I am trying to prove that over the vectors $x \in \mathbb{R}^n_+ + \{0\}$ such that $\lVert x \rVert_1 = 1$ and for (positive?) real $p$ that $\inf \lVert x \rVert_p = \sqrt[p]{1/n^{p-1}}$.
I feel really daft because I feel like this should be very straightforward, but I only have a hand-wavy proof for integer $p$ and I need something rigorous.
Edit: I do not think $1/p$ is correct, I found a mistake in my proof and am trying to correct it... sorry. I still don't know how to go about this.
On
Given non-negative real numbers $x_i$ with
$$\sum x_i = 1,$$
you want to minimize
$$\sum x^p_i$$
with $p > 0$.
You didn't give your "heuristic" argument, but here is a way to make some of those arguments rigorous. The region you are interested in is compact, and the function you want to minimize is continuous, so you know maximum is obtained. But now you can assume you have a minimum, take small perturbations, and make deductions about the parameters. Let $a = x_1$ and $b = x_2$. It follows that $a^p + b^p$ is minimized subject to the constraint that $a,b \ge 0$ and $s:=a+b$ is fixed.

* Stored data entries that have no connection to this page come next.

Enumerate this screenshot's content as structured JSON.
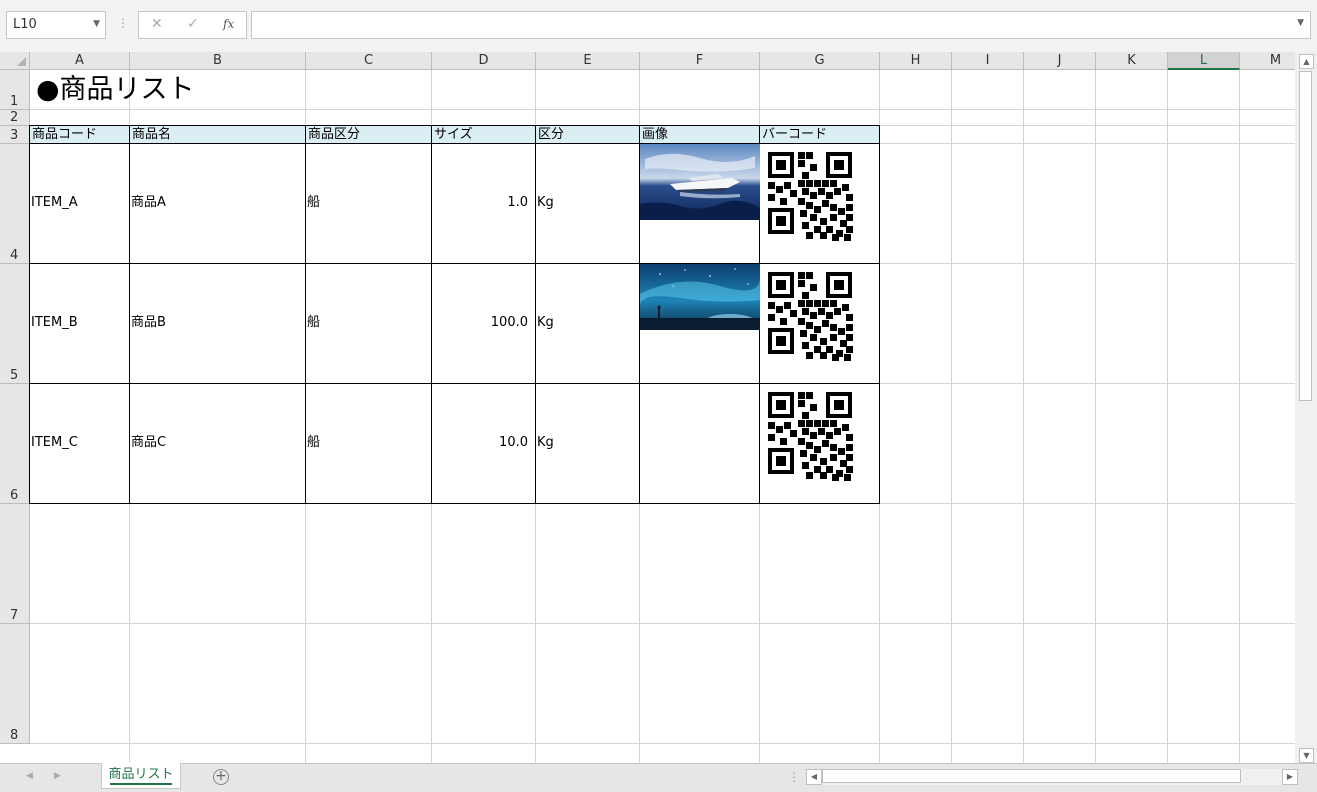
{
  "formula_bar": {
    "name_box": "L10",
    "name_box_arrow": "▼",
    "dots": "⋮",
    "cancel_icon": "✕",
    "enter_icon": "✓",
    "fx_label": "fx",
    "formula_value": "",
    "expand_arrow": "▼"
  },
  "columns": [
    "A",
    "B",
    "C",
    "D",
    "E",
    "F",
    "G",
    "H",
    "I",
    "J",
    "K",
    "L",
    "M"
  ],
  "selected_column": "L",
  "rows": [
    "1",
    "2",
    "3",
    "4",
    "5",
    "6",
    "7",
    "8"
  ],
  "sheet": {
    "title": "●商品リスト",
    "headers": [
      "商品コード",
      "商品名",
      "商品区分",
      "サイズ",
      "区分",
      "画像",
      "バーコード"
    ],
    "items": [
      {
        "code": "ITEM_A",
        "name": "商品A",
        "category": "船",
        "size": "1.0",
        "unit": "Kg",
        "image": "yacht-photo"
      },
      {
        "code": "ITEM_B",
        "name": "商品B",
        "category": "船",
        "size": "100.0",
        "unit": "Kg",
        "image": "night-sky-photo"
      },
      {
        "code": "ITEM_C",
        "name": "商品C",
        "category": "船",
        "size": "10.0",
        "unit": "Kg",
        "image": ""
      }
    ]
  },
  "scrollbar": {
    "up": "▲",
    "down": "▼",
    "left": "◀",
    "right": "▶"
  },
  "tabs": {
    "nav_prev": "◀",
    "nav_next": "▶",
    "active": "商品リスト",
    "add_label": "+",
    "dots": "⋮"
  },
  "colors": {
    "header_fill": "#daeef3",
    "accent": "#217346",
    "grid_line": "#d4d4d4"
  }
}
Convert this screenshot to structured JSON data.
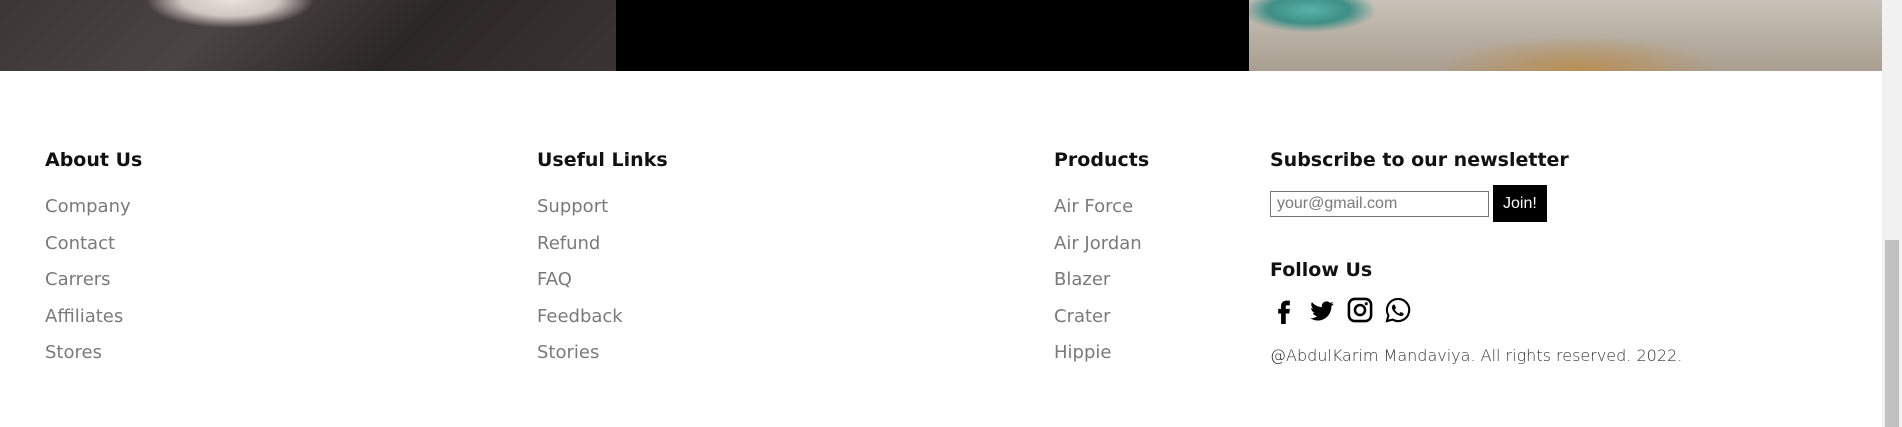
{
  "columns": [
    {
      "heading": "About Us",
      "links": [
        "Company",
        "Contact",
        "Carrers",
        "Affiliates",
        "Stores"
      ]
    },
    {
      "heading": "Useful Links",
      "links": [
        "Support",
        "Refund",
        "FAQ",
        "Feedback",
        "Stories"
      ]
    },
    {
      "heading": "Products",
      "links": [
        "Air Force",
        "Air Jordan",
        "Blazer",
        "Crater",
        "Hippie"
      ]
    }
  ],
  "newsletter": {
    "heading": "Subscribe to our newsletter",
    "placeholder": "your@gmail.com",
    "button_label": "Join!"
  },
  "follow": {
    "heading": "Follow Us",
    "icons": [
      "facebook-icon",
      "twitter-icon",
      "instagram-icon",
      "whatsapp-icon"
    ]
  },
  "copyright": "@AbdulKarim Mandaviya. All rights reserved. 2022."
}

So you want to minimize $a^p + (s - a)^p$ for $a \in [0,s]$. Take the derivative and set to zero, you get $a = s/2$, so the minimum must be taken from $a \in \{0,s/2,s\}$, for which you get the values $s^p, 2^{1-p} s^p, s^p$ respectively. Hence:
If $p \ge 1$, then the minimum is $a = b$. It follows that any global minimum must have $x_i = x_j$ for all pairs (because the minimum exists).
If $0 < p < 1$, then the minimum is $a=0$ or $b=0$. It follows that any global minimum must have at least one of $x_i$ and $x_j$ equal to zero for any pair, and thus all but one of the $x_i$ non-zero. Hence the minimum is obtained for
$$(1/n,1/n,\ldots,1/n)$$
for $p > 1$ and
$$(1,0,\ldots,0)$$
for $0 < p < 1$. Only the case $p \ge 1$ corresponds to an actual norm.
Answer for $1<p<\infty$: Let $q=\frac p {p-1}$ so that $\frac 1 p+\frac 1 q=1$. By holder's inequality $\|x\|_1=1$ implies $1 \leq \|x\|_p\|x\|_q$. Now $\|x\|_q \leq n^{1/q}$ because $|x_i| \leq 1$ for each $i$. Hence $ n^{-1/q}\leq \|x\|_p$. The lower bound $ n^{-1/q}$ is attained when $x_i=\frac 1n$ for each $i$. Hence the required infimum is $n^{-1/q}=n^{-p/{p-1}}=(\frac 1{n^{p-1}})^{1/p}$.